Curiosamente, ao expandir a sua lente, o cineasta não dilui a força de sua reflexão - só a potencializa. Isso acontece porque, dentro de um retrato sistêmico de como as instituições “achatam” a humanidade dos seus sujeitos para que eles possam caber dentro de suas funções práticas, a forma como os personagens encontram apoio e compreensão nas alianças improváveis que surgem fora dessas organizações (ao mesmo tempo que reconhecem que não podem viver o tempo todo à revelia delas) acaba ressoando com mais força. E outro acerto foi deixar de lado a estrutura bipartida de Profecia do Inferno, que abandonava a maior parte de seus personagens no meio da primeira temporada em favor de um pulo temporal difícil de justificar, especialmente por ter deixado tantos arcos pela metade.

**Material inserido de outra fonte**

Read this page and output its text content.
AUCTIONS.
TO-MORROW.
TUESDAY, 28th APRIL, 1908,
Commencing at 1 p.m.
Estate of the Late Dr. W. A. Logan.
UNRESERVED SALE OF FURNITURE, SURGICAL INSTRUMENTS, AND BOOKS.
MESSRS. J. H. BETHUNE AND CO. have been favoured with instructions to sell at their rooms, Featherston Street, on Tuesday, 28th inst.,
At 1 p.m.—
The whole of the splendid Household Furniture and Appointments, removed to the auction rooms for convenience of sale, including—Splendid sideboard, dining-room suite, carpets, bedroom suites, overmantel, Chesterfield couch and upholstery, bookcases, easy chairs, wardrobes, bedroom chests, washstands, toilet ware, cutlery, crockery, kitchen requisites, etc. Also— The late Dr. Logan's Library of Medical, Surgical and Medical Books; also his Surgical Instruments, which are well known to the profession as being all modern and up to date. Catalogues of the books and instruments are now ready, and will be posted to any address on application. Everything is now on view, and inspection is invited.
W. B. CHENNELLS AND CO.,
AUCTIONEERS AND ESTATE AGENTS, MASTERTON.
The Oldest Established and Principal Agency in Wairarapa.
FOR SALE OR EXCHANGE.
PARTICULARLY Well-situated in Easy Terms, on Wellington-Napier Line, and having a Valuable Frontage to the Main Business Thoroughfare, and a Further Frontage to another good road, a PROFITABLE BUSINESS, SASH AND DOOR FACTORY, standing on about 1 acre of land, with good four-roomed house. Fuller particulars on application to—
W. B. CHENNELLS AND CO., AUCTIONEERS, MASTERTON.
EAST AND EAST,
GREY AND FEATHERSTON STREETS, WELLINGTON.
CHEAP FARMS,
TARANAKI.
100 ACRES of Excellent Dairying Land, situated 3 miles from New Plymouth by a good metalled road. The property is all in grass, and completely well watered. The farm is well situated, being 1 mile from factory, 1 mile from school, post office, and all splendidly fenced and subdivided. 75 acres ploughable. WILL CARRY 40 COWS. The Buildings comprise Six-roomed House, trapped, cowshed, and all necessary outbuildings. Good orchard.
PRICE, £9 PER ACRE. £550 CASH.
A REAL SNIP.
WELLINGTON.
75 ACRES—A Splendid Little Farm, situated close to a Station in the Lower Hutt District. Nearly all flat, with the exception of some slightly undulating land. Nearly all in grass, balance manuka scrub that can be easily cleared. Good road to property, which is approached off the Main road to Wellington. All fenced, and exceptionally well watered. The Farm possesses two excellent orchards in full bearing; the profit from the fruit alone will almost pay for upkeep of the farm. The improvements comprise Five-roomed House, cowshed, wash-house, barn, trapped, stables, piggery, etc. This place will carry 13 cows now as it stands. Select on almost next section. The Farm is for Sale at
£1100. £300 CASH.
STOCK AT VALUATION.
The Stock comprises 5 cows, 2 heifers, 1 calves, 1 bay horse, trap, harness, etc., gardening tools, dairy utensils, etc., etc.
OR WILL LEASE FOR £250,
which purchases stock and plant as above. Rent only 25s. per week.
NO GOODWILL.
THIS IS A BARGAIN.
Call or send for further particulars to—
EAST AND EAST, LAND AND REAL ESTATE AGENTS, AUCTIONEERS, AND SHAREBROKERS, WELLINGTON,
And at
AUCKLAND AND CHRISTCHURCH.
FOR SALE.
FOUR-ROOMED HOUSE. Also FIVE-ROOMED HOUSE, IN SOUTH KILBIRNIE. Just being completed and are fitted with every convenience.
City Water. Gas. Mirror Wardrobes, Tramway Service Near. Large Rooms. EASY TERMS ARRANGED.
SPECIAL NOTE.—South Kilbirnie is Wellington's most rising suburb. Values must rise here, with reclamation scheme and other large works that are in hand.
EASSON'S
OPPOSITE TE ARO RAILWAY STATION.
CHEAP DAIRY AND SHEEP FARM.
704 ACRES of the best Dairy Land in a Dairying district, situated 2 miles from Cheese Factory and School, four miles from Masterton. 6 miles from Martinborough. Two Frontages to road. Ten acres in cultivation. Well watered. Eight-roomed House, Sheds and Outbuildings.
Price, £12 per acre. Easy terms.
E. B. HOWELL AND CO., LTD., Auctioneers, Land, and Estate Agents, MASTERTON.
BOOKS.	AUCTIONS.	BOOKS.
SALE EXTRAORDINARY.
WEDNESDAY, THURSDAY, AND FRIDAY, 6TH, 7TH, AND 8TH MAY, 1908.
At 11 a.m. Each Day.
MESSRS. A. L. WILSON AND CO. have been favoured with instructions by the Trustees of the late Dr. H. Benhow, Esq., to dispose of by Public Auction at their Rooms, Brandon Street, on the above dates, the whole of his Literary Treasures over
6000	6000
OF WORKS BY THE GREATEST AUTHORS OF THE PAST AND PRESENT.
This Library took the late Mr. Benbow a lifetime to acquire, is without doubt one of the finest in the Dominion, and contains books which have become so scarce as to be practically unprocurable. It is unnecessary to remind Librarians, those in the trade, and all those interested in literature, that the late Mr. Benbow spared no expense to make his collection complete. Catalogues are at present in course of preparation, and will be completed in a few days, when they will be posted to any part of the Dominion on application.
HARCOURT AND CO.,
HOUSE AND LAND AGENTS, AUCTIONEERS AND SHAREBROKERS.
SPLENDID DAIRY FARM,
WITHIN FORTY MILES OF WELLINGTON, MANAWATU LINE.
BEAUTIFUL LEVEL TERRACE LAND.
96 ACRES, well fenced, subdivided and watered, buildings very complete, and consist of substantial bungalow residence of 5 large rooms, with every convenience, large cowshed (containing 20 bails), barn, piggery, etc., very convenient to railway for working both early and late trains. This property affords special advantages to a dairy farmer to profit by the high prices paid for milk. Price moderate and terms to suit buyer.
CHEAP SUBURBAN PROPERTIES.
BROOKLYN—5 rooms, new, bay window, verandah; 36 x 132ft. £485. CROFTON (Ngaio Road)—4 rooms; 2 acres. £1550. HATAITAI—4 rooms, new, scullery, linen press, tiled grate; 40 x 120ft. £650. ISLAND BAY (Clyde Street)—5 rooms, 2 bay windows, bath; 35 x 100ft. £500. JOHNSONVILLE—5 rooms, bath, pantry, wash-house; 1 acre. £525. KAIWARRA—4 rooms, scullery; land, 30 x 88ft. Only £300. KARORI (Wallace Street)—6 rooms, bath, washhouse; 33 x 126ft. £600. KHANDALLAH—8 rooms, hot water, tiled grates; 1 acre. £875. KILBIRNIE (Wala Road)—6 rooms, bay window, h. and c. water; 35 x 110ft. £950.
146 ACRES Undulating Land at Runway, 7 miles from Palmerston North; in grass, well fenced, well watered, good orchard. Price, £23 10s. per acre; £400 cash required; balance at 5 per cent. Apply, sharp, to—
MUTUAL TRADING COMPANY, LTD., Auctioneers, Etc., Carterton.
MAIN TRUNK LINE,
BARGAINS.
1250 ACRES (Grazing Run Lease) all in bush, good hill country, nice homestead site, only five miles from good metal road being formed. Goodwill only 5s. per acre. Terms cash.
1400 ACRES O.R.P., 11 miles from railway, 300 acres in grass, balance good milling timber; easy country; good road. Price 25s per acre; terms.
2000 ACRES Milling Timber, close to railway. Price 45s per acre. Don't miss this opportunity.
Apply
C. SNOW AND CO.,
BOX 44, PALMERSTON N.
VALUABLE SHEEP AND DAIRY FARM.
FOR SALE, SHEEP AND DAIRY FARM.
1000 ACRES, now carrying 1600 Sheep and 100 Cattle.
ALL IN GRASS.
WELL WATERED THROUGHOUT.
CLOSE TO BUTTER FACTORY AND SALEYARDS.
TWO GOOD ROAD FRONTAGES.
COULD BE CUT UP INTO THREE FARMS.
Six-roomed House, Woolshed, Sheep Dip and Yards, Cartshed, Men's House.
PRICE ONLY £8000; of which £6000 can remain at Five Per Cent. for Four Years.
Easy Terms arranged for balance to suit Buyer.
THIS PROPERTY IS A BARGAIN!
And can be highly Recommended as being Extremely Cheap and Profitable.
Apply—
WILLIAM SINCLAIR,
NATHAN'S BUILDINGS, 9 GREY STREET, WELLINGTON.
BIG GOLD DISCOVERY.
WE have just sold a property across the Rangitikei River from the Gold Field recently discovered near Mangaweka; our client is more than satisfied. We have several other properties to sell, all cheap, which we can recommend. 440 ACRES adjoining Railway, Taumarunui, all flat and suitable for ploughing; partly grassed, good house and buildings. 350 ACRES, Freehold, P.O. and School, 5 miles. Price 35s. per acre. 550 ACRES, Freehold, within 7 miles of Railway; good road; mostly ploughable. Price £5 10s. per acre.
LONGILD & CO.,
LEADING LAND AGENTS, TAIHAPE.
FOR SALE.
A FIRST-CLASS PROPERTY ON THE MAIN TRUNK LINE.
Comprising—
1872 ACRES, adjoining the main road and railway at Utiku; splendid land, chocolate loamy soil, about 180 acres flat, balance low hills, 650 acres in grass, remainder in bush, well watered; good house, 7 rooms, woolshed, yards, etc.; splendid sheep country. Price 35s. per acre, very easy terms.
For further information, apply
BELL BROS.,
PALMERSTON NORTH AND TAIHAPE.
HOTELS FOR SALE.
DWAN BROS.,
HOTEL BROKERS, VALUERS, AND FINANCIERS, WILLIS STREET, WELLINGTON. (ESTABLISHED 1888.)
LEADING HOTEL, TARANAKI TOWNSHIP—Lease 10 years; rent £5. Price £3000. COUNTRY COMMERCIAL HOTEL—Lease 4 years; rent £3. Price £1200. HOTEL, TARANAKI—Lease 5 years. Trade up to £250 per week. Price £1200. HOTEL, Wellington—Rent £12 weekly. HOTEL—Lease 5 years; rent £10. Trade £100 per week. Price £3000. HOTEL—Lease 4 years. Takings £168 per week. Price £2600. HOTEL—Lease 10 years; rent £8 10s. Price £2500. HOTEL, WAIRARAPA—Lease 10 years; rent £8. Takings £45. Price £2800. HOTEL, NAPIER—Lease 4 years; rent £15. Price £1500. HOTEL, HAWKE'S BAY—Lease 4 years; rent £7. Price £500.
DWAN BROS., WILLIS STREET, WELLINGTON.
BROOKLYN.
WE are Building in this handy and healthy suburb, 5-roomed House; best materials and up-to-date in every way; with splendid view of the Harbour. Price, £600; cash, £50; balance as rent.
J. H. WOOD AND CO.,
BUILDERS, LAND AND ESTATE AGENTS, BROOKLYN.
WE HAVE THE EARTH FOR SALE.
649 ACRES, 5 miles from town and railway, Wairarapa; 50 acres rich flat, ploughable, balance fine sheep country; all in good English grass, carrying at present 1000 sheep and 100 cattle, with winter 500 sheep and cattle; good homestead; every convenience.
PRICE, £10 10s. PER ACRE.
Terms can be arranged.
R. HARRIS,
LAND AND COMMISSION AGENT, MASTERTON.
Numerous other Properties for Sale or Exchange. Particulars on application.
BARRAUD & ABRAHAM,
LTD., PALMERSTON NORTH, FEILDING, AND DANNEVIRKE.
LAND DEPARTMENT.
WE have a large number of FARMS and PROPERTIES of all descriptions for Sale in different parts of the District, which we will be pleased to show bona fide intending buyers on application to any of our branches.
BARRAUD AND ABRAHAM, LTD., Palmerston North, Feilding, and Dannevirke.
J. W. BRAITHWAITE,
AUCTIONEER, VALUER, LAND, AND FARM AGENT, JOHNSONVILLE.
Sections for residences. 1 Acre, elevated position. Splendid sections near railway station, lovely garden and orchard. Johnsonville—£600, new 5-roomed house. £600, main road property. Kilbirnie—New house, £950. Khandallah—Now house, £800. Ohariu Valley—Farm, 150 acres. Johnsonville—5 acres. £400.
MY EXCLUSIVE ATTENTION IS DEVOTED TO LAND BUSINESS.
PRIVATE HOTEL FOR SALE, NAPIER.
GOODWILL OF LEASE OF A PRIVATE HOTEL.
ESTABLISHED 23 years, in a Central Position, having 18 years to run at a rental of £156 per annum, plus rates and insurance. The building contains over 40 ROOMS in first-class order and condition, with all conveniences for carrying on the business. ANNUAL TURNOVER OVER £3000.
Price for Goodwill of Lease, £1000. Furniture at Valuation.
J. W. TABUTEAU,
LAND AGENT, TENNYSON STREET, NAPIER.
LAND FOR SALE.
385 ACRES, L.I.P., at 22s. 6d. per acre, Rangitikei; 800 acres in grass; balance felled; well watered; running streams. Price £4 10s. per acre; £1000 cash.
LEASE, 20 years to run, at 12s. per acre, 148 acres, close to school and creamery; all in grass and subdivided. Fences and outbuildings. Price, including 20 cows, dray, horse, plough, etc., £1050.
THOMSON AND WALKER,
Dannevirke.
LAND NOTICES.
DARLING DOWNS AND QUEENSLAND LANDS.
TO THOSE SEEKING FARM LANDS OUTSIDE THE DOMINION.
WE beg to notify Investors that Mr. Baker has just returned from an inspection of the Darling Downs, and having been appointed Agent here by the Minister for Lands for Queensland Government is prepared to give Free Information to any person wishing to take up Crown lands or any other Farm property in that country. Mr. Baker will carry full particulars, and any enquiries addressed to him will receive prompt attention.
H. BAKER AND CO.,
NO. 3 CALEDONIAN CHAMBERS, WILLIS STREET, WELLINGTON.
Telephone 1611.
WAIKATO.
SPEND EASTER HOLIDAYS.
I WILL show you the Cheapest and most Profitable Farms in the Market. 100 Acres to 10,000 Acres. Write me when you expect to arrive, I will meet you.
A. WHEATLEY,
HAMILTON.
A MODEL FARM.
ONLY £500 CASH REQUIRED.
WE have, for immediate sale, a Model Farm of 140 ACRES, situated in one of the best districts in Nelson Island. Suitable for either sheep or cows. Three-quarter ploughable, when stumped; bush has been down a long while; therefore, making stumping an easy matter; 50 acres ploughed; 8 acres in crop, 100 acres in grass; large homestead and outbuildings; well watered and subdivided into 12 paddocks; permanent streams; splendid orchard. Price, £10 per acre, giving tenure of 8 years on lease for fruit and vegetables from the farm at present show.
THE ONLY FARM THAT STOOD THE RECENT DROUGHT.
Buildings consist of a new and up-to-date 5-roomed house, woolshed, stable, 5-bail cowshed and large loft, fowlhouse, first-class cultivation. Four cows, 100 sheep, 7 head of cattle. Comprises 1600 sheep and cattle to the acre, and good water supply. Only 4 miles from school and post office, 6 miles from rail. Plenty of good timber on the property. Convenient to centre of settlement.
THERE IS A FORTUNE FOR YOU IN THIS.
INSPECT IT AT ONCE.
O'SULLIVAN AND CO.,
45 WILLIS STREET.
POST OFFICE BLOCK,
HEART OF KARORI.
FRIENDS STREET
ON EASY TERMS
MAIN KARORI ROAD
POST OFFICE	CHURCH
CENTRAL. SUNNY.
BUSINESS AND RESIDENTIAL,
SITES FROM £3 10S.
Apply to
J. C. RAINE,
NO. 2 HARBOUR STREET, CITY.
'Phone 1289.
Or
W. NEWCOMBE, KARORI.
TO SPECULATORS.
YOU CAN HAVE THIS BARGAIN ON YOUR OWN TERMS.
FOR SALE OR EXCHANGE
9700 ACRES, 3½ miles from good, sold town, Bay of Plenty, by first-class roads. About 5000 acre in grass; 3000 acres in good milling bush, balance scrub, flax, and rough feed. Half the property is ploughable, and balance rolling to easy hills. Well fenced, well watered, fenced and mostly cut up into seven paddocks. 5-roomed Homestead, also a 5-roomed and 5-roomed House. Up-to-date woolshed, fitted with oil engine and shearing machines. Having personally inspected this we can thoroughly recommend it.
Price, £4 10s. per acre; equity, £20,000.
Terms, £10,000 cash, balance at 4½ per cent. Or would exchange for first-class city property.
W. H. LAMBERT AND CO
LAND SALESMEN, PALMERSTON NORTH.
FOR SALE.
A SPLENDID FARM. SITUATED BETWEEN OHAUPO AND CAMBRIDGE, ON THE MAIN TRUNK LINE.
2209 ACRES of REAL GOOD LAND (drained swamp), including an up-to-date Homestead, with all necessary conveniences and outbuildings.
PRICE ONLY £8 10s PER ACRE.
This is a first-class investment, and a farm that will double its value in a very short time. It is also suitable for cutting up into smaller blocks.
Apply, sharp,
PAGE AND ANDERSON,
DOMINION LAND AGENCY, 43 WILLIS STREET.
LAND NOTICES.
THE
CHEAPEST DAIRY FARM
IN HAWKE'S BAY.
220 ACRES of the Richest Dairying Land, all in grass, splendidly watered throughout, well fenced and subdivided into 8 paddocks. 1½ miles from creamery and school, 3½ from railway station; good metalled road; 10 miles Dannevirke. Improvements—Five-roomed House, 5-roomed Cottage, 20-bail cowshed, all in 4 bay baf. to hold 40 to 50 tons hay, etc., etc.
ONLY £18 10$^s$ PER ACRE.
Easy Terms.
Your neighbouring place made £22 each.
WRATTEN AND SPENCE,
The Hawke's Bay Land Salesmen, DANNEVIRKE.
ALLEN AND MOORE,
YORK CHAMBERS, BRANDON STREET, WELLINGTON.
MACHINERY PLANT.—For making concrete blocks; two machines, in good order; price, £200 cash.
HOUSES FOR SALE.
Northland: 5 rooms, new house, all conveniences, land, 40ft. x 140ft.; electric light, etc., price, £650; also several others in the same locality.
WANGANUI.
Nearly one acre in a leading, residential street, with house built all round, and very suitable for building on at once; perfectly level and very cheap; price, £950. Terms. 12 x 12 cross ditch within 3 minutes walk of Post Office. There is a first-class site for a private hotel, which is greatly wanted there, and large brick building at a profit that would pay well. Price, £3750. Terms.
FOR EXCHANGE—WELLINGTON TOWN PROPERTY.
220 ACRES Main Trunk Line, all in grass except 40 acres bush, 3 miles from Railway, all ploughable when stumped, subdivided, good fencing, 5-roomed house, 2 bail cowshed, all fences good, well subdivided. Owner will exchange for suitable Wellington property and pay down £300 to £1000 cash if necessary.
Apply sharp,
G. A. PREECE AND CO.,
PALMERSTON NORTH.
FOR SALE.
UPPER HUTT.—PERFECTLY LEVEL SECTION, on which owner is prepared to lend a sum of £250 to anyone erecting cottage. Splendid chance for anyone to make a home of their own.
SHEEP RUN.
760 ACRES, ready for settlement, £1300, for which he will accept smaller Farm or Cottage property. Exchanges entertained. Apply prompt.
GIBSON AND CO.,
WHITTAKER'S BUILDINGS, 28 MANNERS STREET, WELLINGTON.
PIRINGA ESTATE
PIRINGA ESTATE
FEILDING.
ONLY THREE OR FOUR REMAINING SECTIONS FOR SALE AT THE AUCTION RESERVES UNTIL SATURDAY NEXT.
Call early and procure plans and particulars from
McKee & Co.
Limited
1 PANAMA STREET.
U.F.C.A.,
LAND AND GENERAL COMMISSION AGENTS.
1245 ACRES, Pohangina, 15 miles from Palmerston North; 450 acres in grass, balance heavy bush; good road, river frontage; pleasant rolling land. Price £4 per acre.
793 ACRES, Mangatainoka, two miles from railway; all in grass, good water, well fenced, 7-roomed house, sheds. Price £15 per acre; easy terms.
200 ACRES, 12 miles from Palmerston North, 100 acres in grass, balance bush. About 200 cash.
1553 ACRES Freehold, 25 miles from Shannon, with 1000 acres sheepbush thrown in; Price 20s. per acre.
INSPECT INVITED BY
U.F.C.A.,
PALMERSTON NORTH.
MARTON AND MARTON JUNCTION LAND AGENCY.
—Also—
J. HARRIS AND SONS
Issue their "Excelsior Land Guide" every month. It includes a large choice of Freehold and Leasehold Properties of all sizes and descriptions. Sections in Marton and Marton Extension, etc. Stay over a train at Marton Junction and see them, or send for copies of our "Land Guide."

Apesar de mais expansiva, portanto, esta nova série traz um Yeon Sang-ho que parece mais disposto a investir na jornada íntima de seus personagens - e o elenco responde a esse investimento com performances que ecoam umas nas outras de maneiras surpreendentes. O melodrama divertido de Lee Jung-hyun, por exemplo, vai se abrandando conforme a capitã Choi começa a questionar sua missão, a pose dando espaço a uma hesitação que antes só fazia sentido na postura tímida de Jeon So-nee, ou nos tiques nervosos de homem perseguido que ditam o trabalho de Koo Kyo-hwan. Com um trio de protagonistas assim, em perfeita sintonia mesmo que pouco dividam a tela, é mais fácil perdoar a tendência que o diálogo tem de explicitar seu subtexto.

Falta de sutileza, afinal, é um problema pequeno quando fica claro que Parasyte: The Grey está vibrando com o propósito inconfundível de um contador de histórias que entende melhor para onde suas obsessões podem levá-lo, e para onde quer levar o espectador. Enxuta em seus seis episódios que nunca passam de 50 minutos, a série tem o que dizer, sabe exatamente como dizer, e não perde tempo em dizê-lo. Uma raridade em pleno 2024.